Copulas and bivariate risk measures: an application to hedge funds
Rihab Bedoui and
Makram Ben Dbadis
No 2009-19, EconomiX Working Papers from University of Paris Nanterre, EconomiX
With hedge funds, managers develop risk management models that mainly aim to play on the effect of decorrelation. In order to achieve this goal , companies use the correlation coefficient as an indicator for measuring dependencies existing between (i) the various hedge funds strategies and share index returns and (ii) hedge funds strategies against each other. Otherwise, copulas are a statistic tool to model the dependence in a realistic and less restrictive way, taking better account of the stylized facts in finance. This paper is a practical implementation of the copulas theory to model dependence between different hedge fund strategies and share index returns and between these strategies in relation to each other on a "normal" period and a period during which the market trend is downward.
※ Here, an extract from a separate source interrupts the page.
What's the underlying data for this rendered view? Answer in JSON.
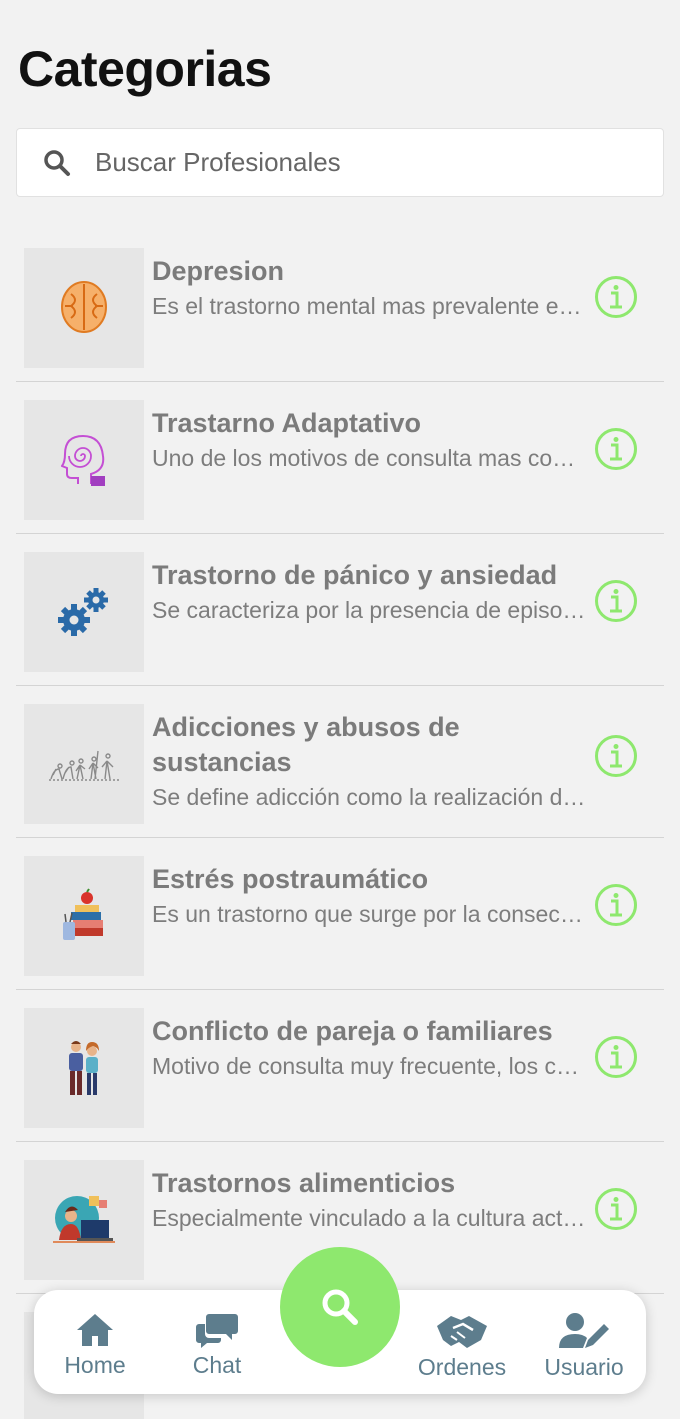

Our approach based on copulas allows us to determine the bivariate VaR level curves and to study extremal dependence between hedge funds strategies and share index returns through the use of some tail dependence measures which can be made into useful portfolio management tools.
Keywords: Hedge fund strategies; share index; dependence; copula; tail dependence; bivariate Value at Risk (search for similar items in EconPapers)
JEL-codes: C13 C14 C15 G23 (search for similar items in EconPapers)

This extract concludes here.